Я не хотела смотреть, как он чистит ногти, проводя одним ногтем под другими.
— Дай-ка сюда. — Маникюрный набор лежал в ящике тумбочки. Я снова села на стул возле его кровати и взяла его за руку.
— Нет. — Ежи попытался высвободить руку, но я крепко ухватила его запястье. Канюля была закреплена пластырем, если его натянуть, то Ежи будет так больно, что он и слова вымолвить не сможет. Кожа у него была белая, растрескавшаяся, и напоминала кору старого дерева. Там, где пролегали сосуды, виделись следы уколов.
— Так что же с пижамой?
— Никто здесь в пижаме не ходит. Оглядись, Кристина. Видишь ты тут кого-нибудь в пижаме?

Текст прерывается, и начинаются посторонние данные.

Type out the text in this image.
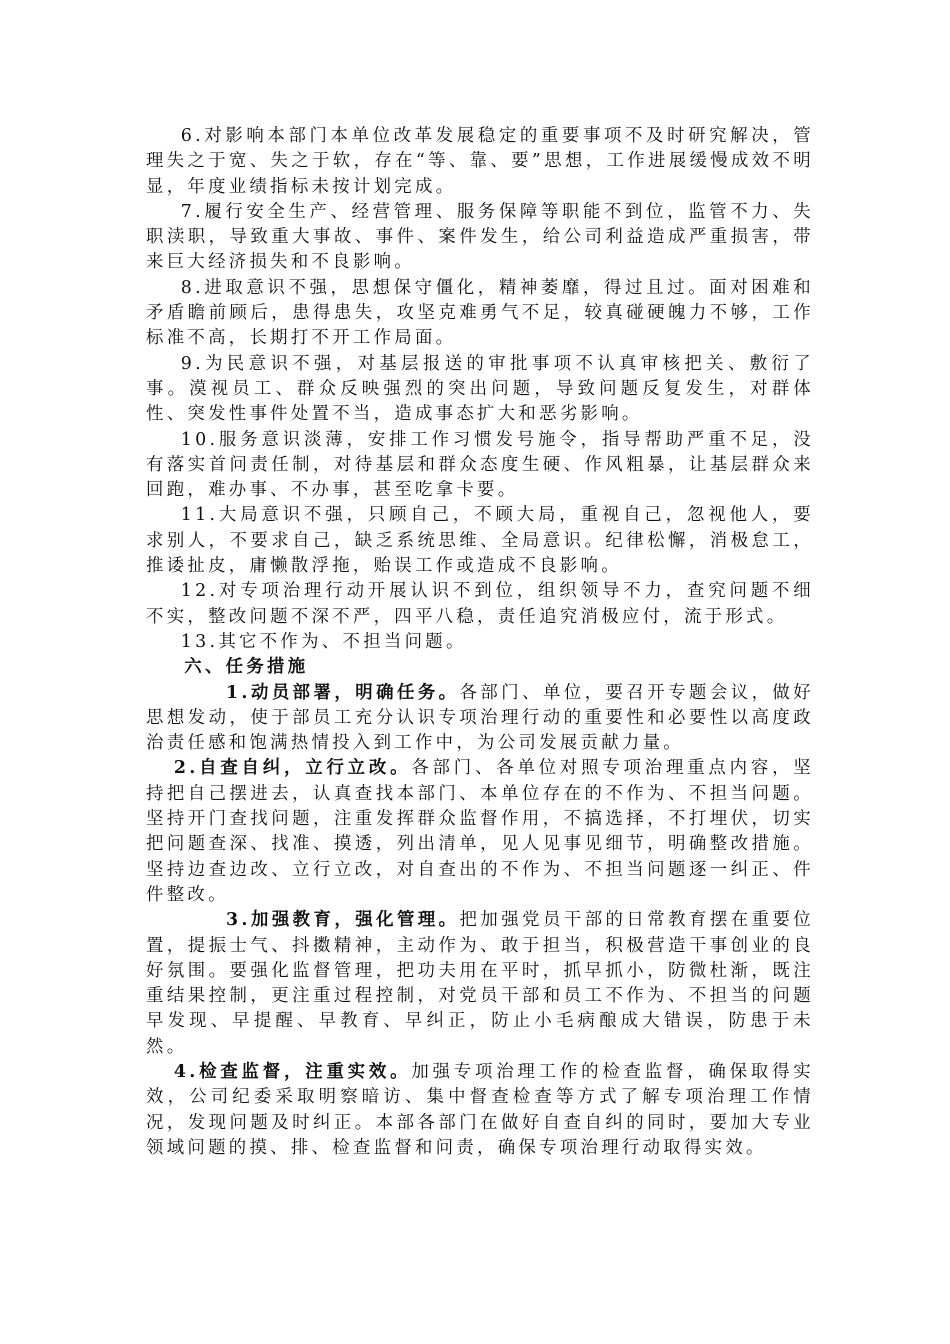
6.对影响本部门本单位改革发展稳定的重要事项不及时研究解决，管理失之于宽、失之于软，存在“等、靠、要”思想，工作进展缓慢成效不明显，年度业绩指标未按计划完成。

7.履行安全生产、经营管理、服务保障等职能不到位，监管不力、失职渎职，导致重大事故、事件、案件发生，给公司利益造成严重损害，带来巨大经济损失和不良影响。

8.进取意识不强，思想保守僵化，精神萎靡，得过且过。面对困难和矛盾瞻前顾后，患得患失，攻坚克难勇气不足，较真碰硬魄力不够，工作标准不高，长期打不开工作局面。

9.为民意识不强，对基层报送的审批事项不认真审核把关、敷衍了事。漠视员工、群众反映强烈的突出问题，导致问题反复发生，对群体性、突发性事件处置不当，造成事态扩大和恶劣影响。

10.服务意识淡薄，安排工作习惯发号施令，指导帮助严重不足，没有落实首问责任制，对待基层和群众态度生硬、作风粗暴，让基层群众来回跑，难办事、不办事，甚至吃拿卡要。

11.大局意识不强，只顾自己，不顾大局，重视自己，忽视他人，要求别人，不要求自己，缺乏系统思维、全局意识。纪律松懈，消极怠工，推诿扯皮，庸懒散浮拖，贻误工作或造成不良影响。

12.对专项治理行动开展认识不到位，组织领导不力，查究问题不细不实，整改问题不深不严，四平八稳，责任追究消极应付，流于形式。

13.其它不作为、不担当问题。

六、任务措施

1.动员部署，明确任务。各部门、单位，要召开专题会议，做好思想发动，使于部员工充分认识专项治理行动的重要性和必要性以高度政治责任感和饱满热情投入到工作中，为公司发展贡献力量。

2.自查自纠，立行立改。各部门、各单位对照专项治理重点内容，坚持把自己摆进去，认真查找本部门、本单位存在的不作为、不担当问题。坚持开门查找问题，注重发挥群众监督作用，不搞选择，不打埋伏，切实把问题查深、找准、摸透，列出清单，见人见事见细节，明确整改措施。坚持边查边改、立行立改，对自查出的不作为、不担当问题逐一纠正、件件整改。

3.加强教育，强化管理。把加强党员干部的日常教育摆在重要位置，提振士气、抖擞精神，主动作为、敢于担当，积极营造干事创业的良好氛围。要强化监督管理，把功夫用在平时，抓早抓小，防微杜渐，既注重结果控制，更注重过程控制，对党员干部和员工不作为、不担当的问题早发现、早提醒、早教育、早纠正，防止小毛病酿成大错误，防患于未然。

4.检查监督，注重实效。加强专项治理工作的检查监督，确保取得实效，公司纪委采取明察暗访、集中督查检查等方式了解专项治理工作情况，发现问题及时纠正。本部各部门在做好自查自纠的同时，要加大专业领域问题的摸、排、检查监督和问责，确保专项治理行动取得实效。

Я повернулась и окинула взглядом мужчин, сидевших на кроватях, — все, как один, были в белых ночных рубашках.
— Ну и что? — Я обстригала ножницами ногти у Ежи до самого мяса. — Ты не должен так опускаться только потому, что это позволяют себе другие.
Ежи молчал, он жевал зубочистку и разглядывал ногти своей другой руки. Краем глаза я видела, как одна из сестер меняла соседу Ежи ночную рубашку. Она растирала ему спину "французской водкой" и массировала этого человека, который был немного моложе Ежи; синеватые вены проступали у него по всему телу. Под руками сестры он тихо постанывал.

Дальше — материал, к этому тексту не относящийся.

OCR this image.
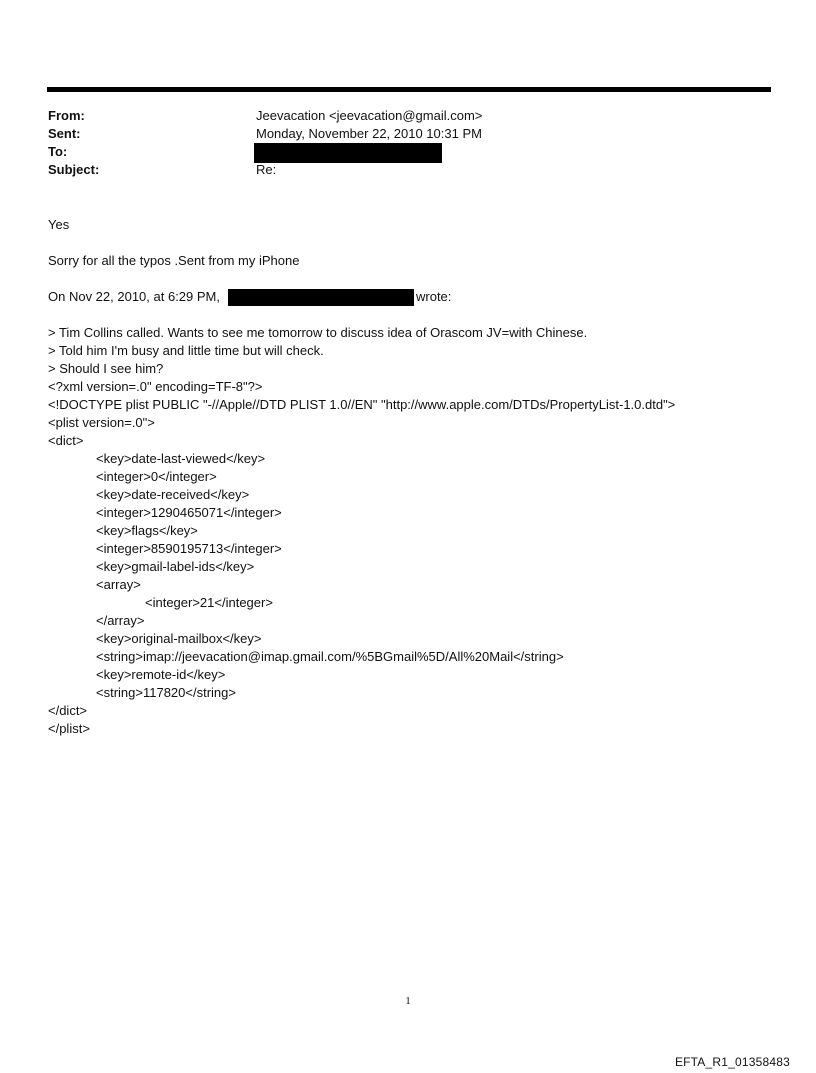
From:	Jeevacation <jeevacation@gmail.com>
Sent:	Monday, November 22, 2010 10:31 PM
To:
Subject:	Re:
Yes
Sorry for all the typos .Sent from my iPhone
On Nov 22, 2010, at 6:29 PM,	wrote:
> Tim Collins called. Wants to see me tomorrow to discuss idea of Orascom JV=with Chinese.
> Told him I'm busy and little time but will check.
> Should I see him?
<?xml version=.0" encoding=TF-8"?>
<!DOCTYPE plist PUBLIC "-//Apple//DTD PLIST 1.0//EN" "http://www.apple.com/DTDs/PropertyList-1.0.dtd">
<plist version=.0">
<dict>
<key>date-last-viewed</key>
<integer>0</integer>
<key>date-received</key>
<integer>1290465071</integer>
<key>flags</key>
<integer>8590195713</integer>
<key>gmail-label-ids</key>
<array>
<integer>21</integer>
</array>
<key>original-mailbox</key>
<string>imap://jeevacation@imap.gmail.com/%5BGmail%5D/All%20Mail</string>
<key>remote-id</key>
<string>117820</string>
</dict>
</plist>
1
EFTA_R1_01358483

— Поэтому, да? — прошептала я, обращаясь к Ежи, но он, казалось, был всецело поглощен созерцанием своих ногтей. — Так ты поэтому не хочешь надевать пижаму, да? Ежи, ответь мне.
Ежи посмотрел на меня пустым взглядом.
— Что ты сказала?
— Только не прикидывайся опять, будто ты плохо слышишь. Ты хорошо слышишь, Ежи, очень хорошо. Ты бы хотел, чтобы она тебя переодела, ради этого ты готов носить эту дурацкую больничную ночную рубашку. Только чтобы она тебя переодела, — других причин нет.
— Что поделывает отец?
— Что он может поделывать? День-деньской отдыхает. С утра до вечера.
— Ты бы сходила с ним погулять.
— Ты так считаешь? Лучше я приду навестить тебя, Ежи. Если отец перестанет самостоятельно передвигаться, я не буду ему помогать.
— Ай! Будь поосторожнее.
— Я осторожна, Ежи, этот ноготь у тебя врос.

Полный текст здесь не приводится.